After finishing his degree at Oxford, he became a lecturer in physics at the University of Manchester, which was a leading hothouse of scientific research, and began work under the direction of Professor Ernest Rutherford. He soon demonstrated an enormous capacity for work with the combination of practical ability and philosophic insight necessary for discovery and problem solving attacking new and difficult problems.

Soon after his arrival in Manchester, Moseley began working with C. G. Darwin (grandson of Charles Darwin who was a lecturer at Manchester) on the X-ray spectra of the elements. Moseley observed and measured the X-ray spectra of chemical elements by diffraction in crystals. By doing so he discovered a systematic relation between wavelength and atomic number – now known as Moseley’s law. Before this, atomic numbers had been thought of as an arbitrary number, based on sequence of atomic weights. Moseley also predicted a number of missing elements and their periodic numbers in the Periodic Table.

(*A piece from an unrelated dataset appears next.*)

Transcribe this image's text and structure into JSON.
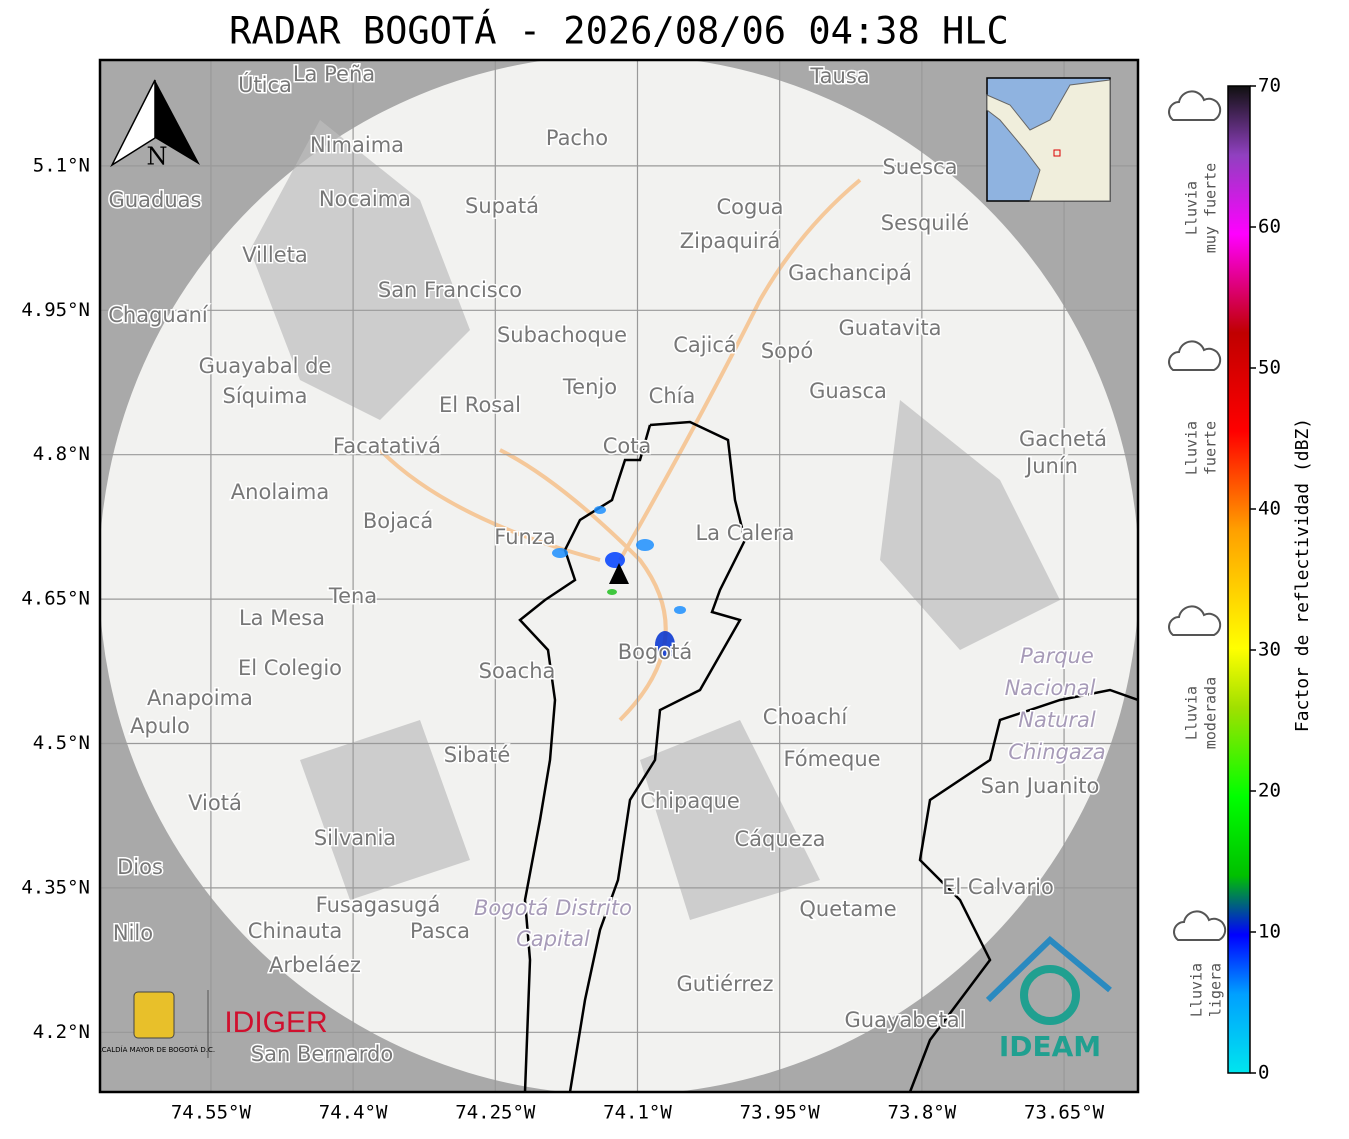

His method of X-ray crystallography was able to resolve problems which had baffled chemists for a number of years, but through Moseley’s work elements in the periodic table could now be elucidated on the basis of atomic number.

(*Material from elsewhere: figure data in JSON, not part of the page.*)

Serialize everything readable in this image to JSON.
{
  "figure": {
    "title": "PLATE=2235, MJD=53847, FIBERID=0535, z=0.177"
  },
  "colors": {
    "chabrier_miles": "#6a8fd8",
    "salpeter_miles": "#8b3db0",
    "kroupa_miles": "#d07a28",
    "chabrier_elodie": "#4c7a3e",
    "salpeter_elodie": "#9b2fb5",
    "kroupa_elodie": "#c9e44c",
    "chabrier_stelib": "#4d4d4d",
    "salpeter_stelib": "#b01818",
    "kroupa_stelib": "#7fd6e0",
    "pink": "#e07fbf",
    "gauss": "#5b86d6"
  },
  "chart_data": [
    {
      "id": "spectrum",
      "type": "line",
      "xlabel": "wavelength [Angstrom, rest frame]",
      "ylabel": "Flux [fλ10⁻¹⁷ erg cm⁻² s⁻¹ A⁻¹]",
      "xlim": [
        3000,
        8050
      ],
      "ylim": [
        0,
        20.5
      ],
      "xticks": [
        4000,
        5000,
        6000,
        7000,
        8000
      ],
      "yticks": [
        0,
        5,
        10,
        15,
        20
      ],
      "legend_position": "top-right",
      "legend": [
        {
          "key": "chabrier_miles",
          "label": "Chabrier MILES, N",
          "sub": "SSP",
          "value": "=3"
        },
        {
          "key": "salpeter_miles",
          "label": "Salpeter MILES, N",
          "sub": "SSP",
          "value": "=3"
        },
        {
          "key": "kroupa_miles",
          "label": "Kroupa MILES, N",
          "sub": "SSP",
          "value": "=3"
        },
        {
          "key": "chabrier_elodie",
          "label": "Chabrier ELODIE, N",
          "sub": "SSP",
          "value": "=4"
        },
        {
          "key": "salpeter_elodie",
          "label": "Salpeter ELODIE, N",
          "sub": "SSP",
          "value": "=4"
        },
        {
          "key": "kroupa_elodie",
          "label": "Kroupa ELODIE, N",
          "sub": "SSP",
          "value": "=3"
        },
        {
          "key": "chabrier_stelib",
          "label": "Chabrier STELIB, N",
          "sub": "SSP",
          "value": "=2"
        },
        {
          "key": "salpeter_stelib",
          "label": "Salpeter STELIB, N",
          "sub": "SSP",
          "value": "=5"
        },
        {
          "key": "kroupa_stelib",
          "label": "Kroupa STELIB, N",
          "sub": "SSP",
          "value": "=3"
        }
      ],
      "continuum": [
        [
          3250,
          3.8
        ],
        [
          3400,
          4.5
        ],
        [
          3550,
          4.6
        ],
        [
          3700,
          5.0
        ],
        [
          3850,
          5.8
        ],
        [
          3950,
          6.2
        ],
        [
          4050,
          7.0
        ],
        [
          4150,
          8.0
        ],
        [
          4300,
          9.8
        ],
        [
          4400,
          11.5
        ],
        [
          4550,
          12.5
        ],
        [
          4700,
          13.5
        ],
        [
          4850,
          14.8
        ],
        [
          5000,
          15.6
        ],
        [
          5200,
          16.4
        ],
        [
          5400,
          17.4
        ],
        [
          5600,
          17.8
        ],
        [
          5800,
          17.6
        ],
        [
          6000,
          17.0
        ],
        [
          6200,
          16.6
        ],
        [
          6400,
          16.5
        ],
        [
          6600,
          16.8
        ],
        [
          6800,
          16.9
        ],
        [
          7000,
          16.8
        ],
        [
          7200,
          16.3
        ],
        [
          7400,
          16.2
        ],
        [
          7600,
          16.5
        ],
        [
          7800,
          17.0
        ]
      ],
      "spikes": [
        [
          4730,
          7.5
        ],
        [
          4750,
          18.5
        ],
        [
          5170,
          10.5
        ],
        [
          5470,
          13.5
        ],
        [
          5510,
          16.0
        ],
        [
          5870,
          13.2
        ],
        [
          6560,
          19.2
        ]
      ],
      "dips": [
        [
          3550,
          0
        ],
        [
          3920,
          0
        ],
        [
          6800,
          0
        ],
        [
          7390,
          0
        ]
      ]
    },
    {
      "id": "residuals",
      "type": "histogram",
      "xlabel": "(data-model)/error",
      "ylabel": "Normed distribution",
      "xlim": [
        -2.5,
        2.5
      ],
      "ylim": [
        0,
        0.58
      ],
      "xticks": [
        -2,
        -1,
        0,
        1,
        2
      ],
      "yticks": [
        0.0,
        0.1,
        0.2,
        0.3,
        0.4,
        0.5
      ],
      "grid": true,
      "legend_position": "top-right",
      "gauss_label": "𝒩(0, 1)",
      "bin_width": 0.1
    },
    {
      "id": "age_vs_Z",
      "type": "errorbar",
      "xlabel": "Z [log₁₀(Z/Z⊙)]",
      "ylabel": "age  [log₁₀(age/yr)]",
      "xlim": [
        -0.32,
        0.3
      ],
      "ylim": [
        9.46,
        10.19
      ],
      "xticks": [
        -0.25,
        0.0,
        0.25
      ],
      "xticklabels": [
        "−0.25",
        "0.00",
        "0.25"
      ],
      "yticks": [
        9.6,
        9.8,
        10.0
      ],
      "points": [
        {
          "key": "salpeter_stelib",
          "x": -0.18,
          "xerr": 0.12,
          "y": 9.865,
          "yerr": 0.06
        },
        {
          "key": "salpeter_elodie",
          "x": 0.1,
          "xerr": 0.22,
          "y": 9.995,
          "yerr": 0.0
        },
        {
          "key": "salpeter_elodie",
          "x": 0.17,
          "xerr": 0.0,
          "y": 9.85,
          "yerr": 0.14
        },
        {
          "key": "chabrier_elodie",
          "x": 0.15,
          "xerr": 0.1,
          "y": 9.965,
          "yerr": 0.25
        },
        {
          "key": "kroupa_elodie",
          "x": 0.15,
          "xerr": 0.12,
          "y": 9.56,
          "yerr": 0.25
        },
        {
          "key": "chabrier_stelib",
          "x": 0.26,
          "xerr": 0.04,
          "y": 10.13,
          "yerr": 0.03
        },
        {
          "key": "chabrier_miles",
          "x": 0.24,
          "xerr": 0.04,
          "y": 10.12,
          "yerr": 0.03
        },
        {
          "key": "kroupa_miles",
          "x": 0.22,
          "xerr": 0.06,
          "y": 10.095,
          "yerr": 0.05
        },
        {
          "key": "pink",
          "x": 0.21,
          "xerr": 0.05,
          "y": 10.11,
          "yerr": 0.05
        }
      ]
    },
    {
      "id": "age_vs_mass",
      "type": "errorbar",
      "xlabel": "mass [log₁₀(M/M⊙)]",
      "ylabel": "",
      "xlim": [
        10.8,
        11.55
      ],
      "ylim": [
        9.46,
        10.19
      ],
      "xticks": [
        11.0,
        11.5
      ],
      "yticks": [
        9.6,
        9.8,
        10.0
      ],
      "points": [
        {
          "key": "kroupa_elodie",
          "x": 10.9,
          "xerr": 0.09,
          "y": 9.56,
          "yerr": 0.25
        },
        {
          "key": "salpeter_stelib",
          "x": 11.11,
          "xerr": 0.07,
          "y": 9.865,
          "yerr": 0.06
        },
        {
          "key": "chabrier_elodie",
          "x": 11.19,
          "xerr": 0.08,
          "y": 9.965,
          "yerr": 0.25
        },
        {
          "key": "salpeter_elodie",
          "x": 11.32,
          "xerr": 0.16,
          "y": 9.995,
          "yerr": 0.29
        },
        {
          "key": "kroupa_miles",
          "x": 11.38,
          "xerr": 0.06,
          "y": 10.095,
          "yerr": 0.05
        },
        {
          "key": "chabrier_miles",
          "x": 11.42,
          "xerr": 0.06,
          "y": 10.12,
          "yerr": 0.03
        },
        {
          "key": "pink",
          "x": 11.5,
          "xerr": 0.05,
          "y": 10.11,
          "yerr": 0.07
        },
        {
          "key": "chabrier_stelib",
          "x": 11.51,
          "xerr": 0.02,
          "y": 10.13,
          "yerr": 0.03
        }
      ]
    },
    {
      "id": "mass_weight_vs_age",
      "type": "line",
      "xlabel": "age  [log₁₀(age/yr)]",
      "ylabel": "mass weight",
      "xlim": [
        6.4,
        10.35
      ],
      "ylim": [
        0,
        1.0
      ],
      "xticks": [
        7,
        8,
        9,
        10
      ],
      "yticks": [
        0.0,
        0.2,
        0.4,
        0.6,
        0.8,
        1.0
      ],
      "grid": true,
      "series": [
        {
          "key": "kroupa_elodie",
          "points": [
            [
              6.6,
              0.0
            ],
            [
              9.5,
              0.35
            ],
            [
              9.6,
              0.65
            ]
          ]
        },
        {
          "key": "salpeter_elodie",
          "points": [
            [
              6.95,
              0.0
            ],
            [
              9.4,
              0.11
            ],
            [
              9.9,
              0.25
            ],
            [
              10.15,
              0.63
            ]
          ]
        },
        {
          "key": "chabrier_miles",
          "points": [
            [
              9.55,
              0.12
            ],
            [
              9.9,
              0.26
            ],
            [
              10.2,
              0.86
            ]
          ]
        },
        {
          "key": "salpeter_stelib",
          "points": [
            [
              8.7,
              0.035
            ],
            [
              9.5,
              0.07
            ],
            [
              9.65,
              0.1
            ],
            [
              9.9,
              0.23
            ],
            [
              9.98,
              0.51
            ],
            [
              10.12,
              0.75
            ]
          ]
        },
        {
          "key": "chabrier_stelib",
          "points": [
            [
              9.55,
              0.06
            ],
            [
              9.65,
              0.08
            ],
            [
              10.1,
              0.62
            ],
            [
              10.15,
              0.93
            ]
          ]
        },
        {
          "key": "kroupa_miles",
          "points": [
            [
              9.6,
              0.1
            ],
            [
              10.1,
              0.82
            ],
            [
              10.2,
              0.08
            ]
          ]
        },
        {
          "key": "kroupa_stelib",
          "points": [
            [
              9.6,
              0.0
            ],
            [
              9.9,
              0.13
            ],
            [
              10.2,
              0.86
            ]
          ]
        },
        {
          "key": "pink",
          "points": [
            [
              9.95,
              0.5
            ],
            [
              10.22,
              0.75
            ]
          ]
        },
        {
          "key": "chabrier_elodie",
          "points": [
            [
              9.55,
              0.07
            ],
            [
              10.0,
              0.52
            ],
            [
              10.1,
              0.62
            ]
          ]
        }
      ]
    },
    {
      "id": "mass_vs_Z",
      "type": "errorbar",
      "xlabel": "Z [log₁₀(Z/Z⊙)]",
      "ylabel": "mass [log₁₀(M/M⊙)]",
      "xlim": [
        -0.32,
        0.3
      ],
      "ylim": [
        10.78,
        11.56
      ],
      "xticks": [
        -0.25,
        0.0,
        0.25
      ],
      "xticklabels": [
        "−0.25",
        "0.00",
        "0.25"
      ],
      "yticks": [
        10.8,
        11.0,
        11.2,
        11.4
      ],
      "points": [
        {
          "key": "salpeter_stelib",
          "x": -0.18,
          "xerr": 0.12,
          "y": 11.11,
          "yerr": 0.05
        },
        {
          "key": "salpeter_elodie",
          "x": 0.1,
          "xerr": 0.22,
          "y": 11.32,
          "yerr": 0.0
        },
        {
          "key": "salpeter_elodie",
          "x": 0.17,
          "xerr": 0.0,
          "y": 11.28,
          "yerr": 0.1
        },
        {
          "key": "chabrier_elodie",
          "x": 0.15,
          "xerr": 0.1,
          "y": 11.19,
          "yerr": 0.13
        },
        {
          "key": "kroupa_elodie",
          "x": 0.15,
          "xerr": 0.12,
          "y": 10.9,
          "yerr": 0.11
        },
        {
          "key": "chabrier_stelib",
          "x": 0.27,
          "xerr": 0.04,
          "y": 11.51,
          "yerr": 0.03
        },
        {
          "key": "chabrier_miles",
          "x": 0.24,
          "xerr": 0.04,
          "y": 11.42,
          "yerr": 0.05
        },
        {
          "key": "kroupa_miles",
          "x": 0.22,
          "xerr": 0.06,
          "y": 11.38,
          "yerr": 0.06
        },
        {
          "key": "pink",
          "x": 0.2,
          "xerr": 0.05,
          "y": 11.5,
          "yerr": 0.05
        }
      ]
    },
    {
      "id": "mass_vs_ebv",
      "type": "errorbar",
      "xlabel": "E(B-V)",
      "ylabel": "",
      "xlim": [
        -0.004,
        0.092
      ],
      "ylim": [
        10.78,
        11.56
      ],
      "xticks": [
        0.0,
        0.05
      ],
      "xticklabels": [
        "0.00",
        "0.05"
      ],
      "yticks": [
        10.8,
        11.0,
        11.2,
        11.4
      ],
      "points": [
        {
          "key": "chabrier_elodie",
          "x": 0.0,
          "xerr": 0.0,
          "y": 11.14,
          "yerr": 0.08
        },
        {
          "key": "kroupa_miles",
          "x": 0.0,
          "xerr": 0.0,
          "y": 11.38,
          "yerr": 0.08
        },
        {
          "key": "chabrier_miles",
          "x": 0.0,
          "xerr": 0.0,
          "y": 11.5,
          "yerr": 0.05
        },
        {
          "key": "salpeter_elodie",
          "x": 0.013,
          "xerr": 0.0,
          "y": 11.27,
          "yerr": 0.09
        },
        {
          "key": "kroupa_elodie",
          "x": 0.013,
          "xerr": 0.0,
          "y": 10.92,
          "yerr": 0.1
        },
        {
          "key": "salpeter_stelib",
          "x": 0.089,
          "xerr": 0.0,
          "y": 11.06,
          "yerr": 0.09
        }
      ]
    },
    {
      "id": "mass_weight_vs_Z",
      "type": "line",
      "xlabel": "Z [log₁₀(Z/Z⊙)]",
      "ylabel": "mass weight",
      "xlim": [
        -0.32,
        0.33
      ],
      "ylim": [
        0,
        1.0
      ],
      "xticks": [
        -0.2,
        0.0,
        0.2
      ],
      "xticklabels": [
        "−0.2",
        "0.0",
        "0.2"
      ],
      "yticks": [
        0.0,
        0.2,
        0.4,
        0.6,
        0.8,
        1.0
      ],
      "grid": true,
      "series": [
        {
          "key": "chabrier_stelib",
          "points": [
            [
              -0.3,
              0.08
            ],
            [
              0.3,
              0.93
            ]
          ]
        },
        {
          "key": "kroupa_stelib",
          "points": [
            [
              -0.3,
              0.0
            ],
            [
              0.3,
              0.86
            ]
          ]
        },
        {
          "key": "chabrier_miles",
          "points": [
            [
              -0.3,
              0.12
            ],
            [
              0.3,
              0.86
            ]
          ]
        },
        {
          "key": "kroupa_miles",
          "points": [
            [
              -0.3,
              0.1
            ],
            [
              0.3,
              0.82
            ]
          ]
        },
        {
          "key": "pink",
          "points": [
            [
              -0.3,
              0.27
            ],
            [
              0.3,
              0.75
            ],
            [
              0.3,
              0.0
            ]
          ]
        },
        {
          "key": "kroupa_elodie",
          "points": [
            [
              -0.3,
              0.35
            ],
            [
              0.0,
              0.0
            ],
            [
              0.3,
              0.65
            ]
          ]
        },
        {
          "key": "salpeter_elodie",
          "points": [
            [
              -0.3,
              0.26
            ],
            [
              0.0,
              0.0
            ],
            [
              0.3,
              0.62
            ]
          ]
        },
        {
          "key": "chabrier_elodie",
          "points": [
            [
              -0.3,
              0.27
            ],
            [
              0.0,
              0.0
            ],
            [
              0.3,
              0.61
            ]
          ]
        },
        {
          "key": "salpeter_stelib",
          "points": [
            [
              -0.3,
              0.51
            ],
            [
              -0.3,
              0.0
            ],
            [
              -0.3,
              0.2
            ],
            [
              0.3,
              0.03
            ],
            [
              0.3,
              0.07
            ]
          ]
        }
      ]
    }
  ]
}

In late November 1913, Moseley left Manchester to return to Oxford to live with his mother. There he worked in Oxford University laboratories, but supported himself by private means. In 1914 Moseley travelled with his mother to Australia to attend the meeting of the British Association. On his return to England he enlisted in the British Army and obtained a commission as lieutenant in the Royal Engineers and posted to Gallipoli. On August 10, 1915, Moseley was in the midst of sending a military order when a sniper’s bullet caught him in the head and killed him. He was 27.

Given all that he had accomplished at such a young age and in a career of only 40 months, many could not help but wonder what Moseley could have achieved had he not been killed.  In a few short years he had explained the basis of the modern periodic table, predicted the elements that would fill in the gaps and showed that x-rays could be a supreme analytical tool.

His death led the British government to establish a new policy barring the country’s most prominent scientists from engaging in active combat duty.

His friends and scientific admirers in many countries united to erect a memorial tablet in the physical laboratory of the University of Manchester.